Philippines launches virus vaccinations amid supply problems

MANILA, PHILIPPINES (AP) — The Philippine Government launched a vaccination campaign yesterday to contain one of Southeast Asia’s worst coronavirus outbreaks but faces supply problems and public resistance, which it hopes to ease by inoculating top officials.

Cabinet officials, along with health workers and military and police personnel, were among the first to be vaccinated at six hospitals in Metropolitan Manila, after the arrival on Sunday of 600,000 doses of vaccine donated by China.

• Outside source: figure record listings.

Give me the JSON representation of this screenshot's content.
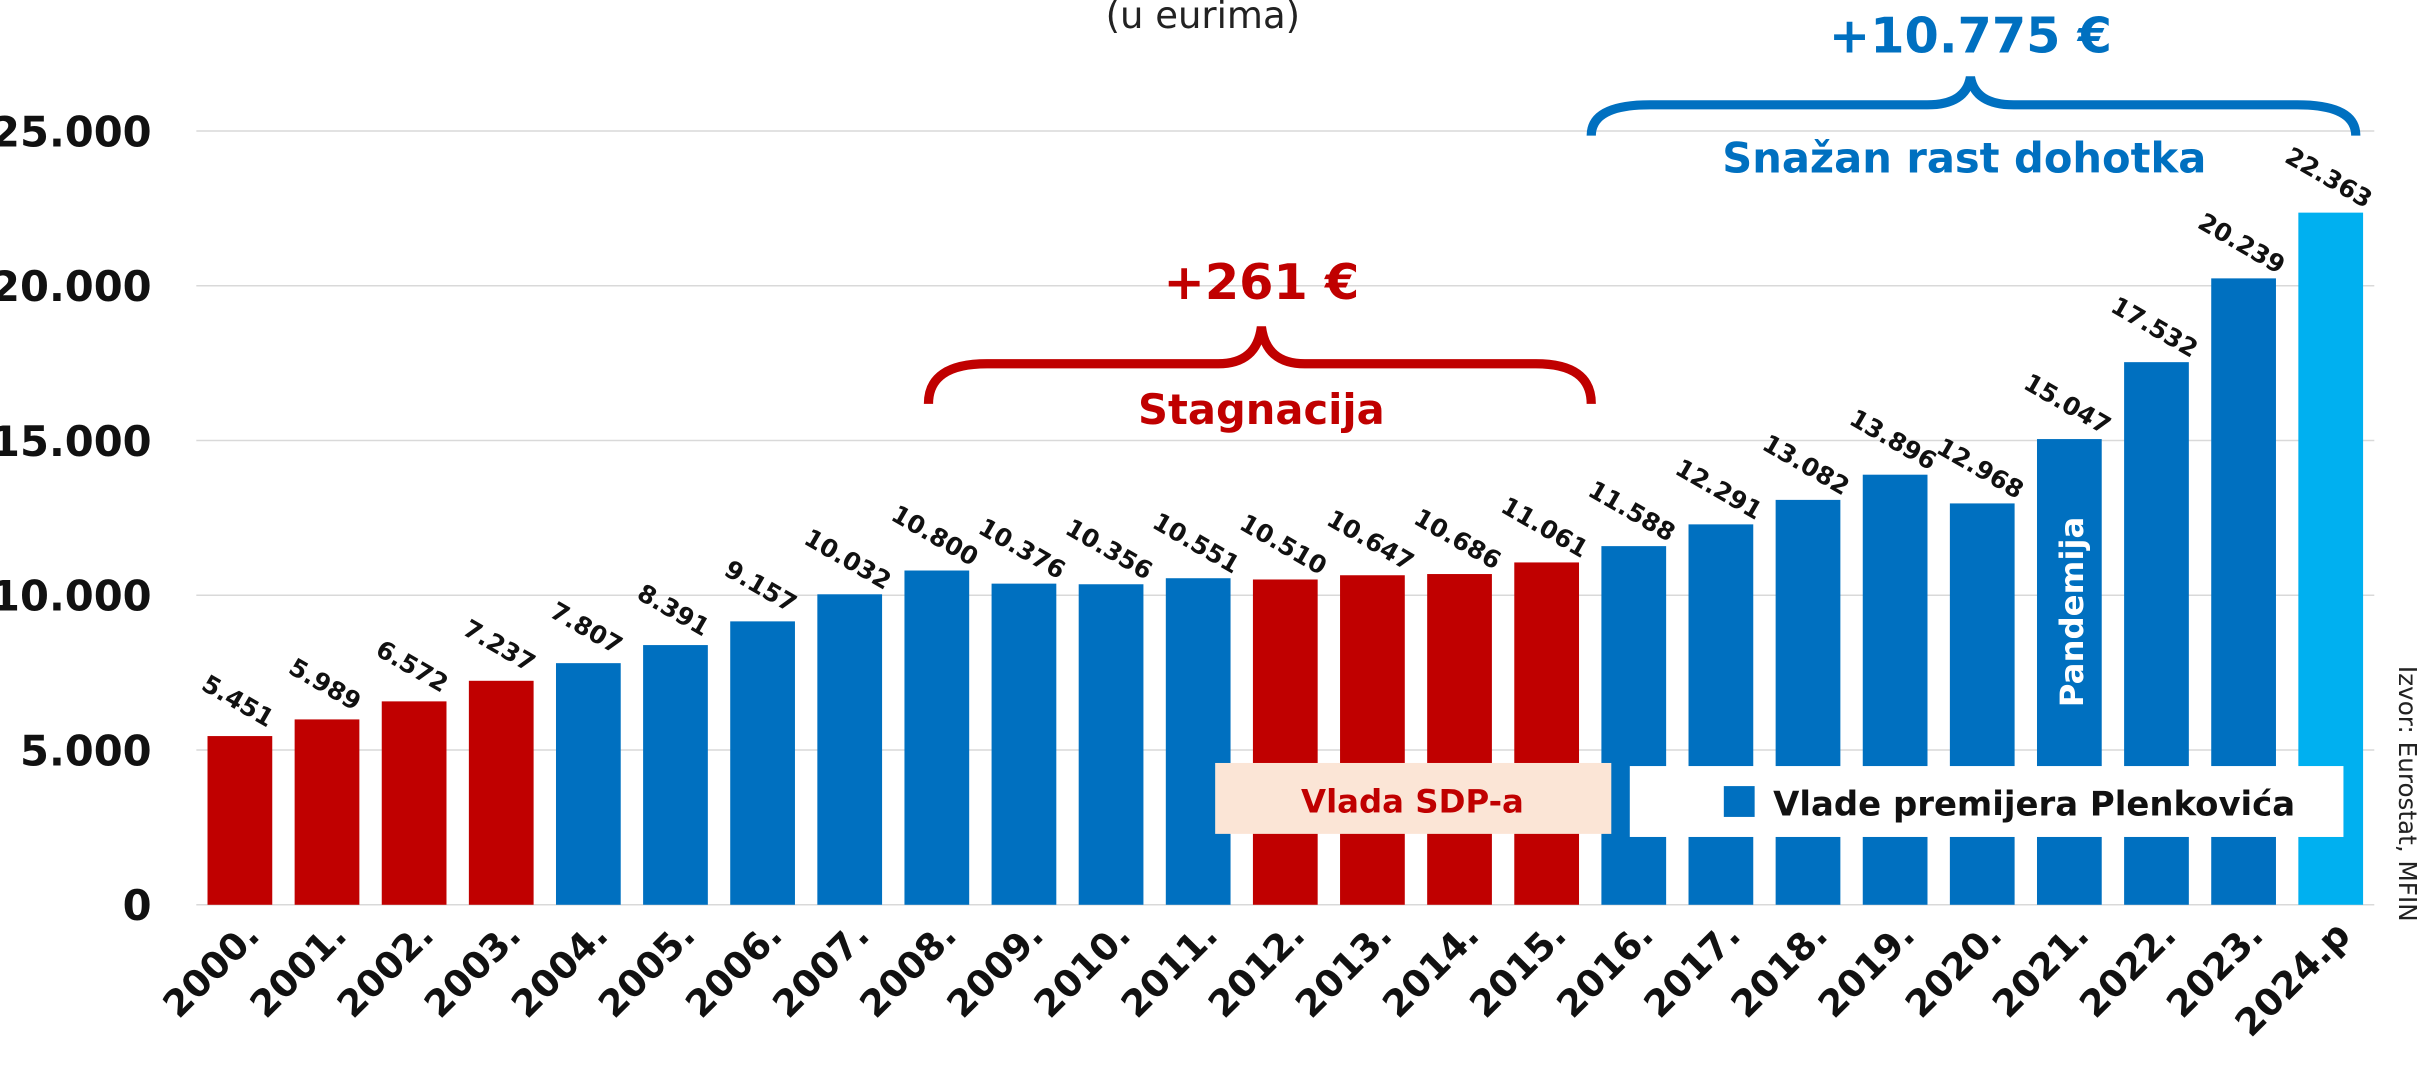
{
  "chart_data": {
    "type": "bar",
    "subtitle": "(u eurima)",
    "categories": [
      "2000.",
      "2001.",
      "2002.",
      "2003.",
      "2004.",
      "2005.",
      "2006.",
      "2007.",
      "2008.",
      "2009.",
      "2010.",
      "2011.",
      "2012.",
      "2013.",
      "2014.",
      "2015.",
      "2016.",
      "2017.",
      "2018.",
      "2019.",
      "2020.",
      "2021.",
      "2022.",
      "2023.",
      "2024.p"
    ],
    "values": [
      5451,
      5989,
      6572,
      7237,
      7807,
      8391,
      9157,
      10032,
      10800,
      10376,
      10356,
      10551,
      10510,
      10647,
      10686,
      11061,
      11588,
      12291,
      13082,
      13896,
      12968,
      15047,
      17532,
      20239,
      22363
    ],
    "value_labels": [
      "5.451",
      "5.989",
      "6.572",
      "7.237",
      "7.807",
      "8.391",
      "9.157",
      "10.032",
      "10.800",
      "10.376",
      "10.356",
      "10.551",
      "10.510",
      "10.647",
      "10.686",
      "11.061",
      "11.588",
      "12.291",
      "13.082",
      "13.896",
      "12.968",
      "15.047",
      "17.532",
      "20.239",
      "22.363"
    ],
    "colors": [
      "#c00000",
      "#c00000",
      "#c00000",
      "#c00000",
      "#0070c0",
      "#0070c0",
      "#0070c0",
      "#0070c0",
      "#0070c0",
      "#0070c0",
      "#0070c0",
      "#0070c0",
      "#c00000",
      "#c00000",
      "#c00000",
      "#c00000",
      "#0070c0",
      "#0070c0",
      "#0070c0",
      "#0070c0",
      "#0070c0",
      "#0070c0",
      "#0070c0",
      "#0070c0",
      "#00b0f0"
    ],
    "ylim": [
      0,
      25000
    ],
    "yticks": [
      0,
      {
        "value": 5000,
        "label": "5.000"
      },
      {
        "value": 10000,
        "label": "10.000"
      },
      {
        "value": 15000,
        "label": "15.000"
      },
      {
        "value": 20000,
        "label": "20.000"
      },
      {
        "value": 25000,
        "label": "25.000"
      }
    ],
    "grid": true,
    "legend": [
      {
        "name": "Vlada SDP-a",
        "color": "#c00000"
      },
      {
        "name": "Vlade premijera Plenkovića",
        "color": "#0070c0"
      }
    ],
    "annotations": [
      "+261 €",
      "Stagnacija",
      "+10.775 €",
      "Snažan rast dohotka",
      "Pandemija"
    ],
    "source": "Izvor: Eurostat, MFIN"
  }
}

At the state-run Philippine General Hospital in Manila, Hospital Director Dr Gerardo Legaspi was inoculated first in a televised event and was followed by Cabinet and Department of Health officials.

“Let’s get vaccinated, let’s save lives every day. We need to move on,” Manila Mayor Isko Moreno said in a speech at the hospital, adding he would get vaccinated in about a week after the health workers.

The Philippines was among the last Southeast Asian countries to receive vaccines due to delivery delays, although it has reported more than 578,300 infections, including 12,322 deaths, the second-highest totals in Southeast Asia after Indonesia. Lockdowns and quarantine restrictions have set back the country’s economy in one of the worst recessions in the region and sparked unemployment and hunger.

Philippine President Rodrigo Duterte poses with Chinese Ambassador to the Philippines Huang Xilian infront of a military place carrying Sinovac vaccines from China at the Villamor Air Base in Manila. PHOTO: AP

“Our economy is really down, so the earlier these vaccinations gain speed, the better,” President Rodrigo Duterte told a televised news conference late Sunday after witnessing the delivery of the vaccines at an air base in the capital.

Duterte said he was considering a further easing of quarantine restrictions in the capital and elsewhere once the vaccination campaign gains momentum. With just 600,000 doses available, yesterday’s immunisations were billed as symbolic.

Aside from the donated vaccine from China’s Sinovac Biotech Ltd, the government has ordered 25 million more doses from the company but no date has been set for the deliveries.

Health Secretary Francisco Duque III said the arrival of an initial 525,600 doses of vaccine from AstraZeneca that was initially scheduled for yesterday would be delayed by a week due to supply problems.

China’s donation is a tiny fraction of at least 148 million doses the government has been negotiating to secure from Western and Asian companies to vaccinate about 70 million Filipinos for free in a massive campaign funded by foreign and domestic loans. Most of the shipments are expected to arrive later this year amid a global scramble for COVID-19 vaccines.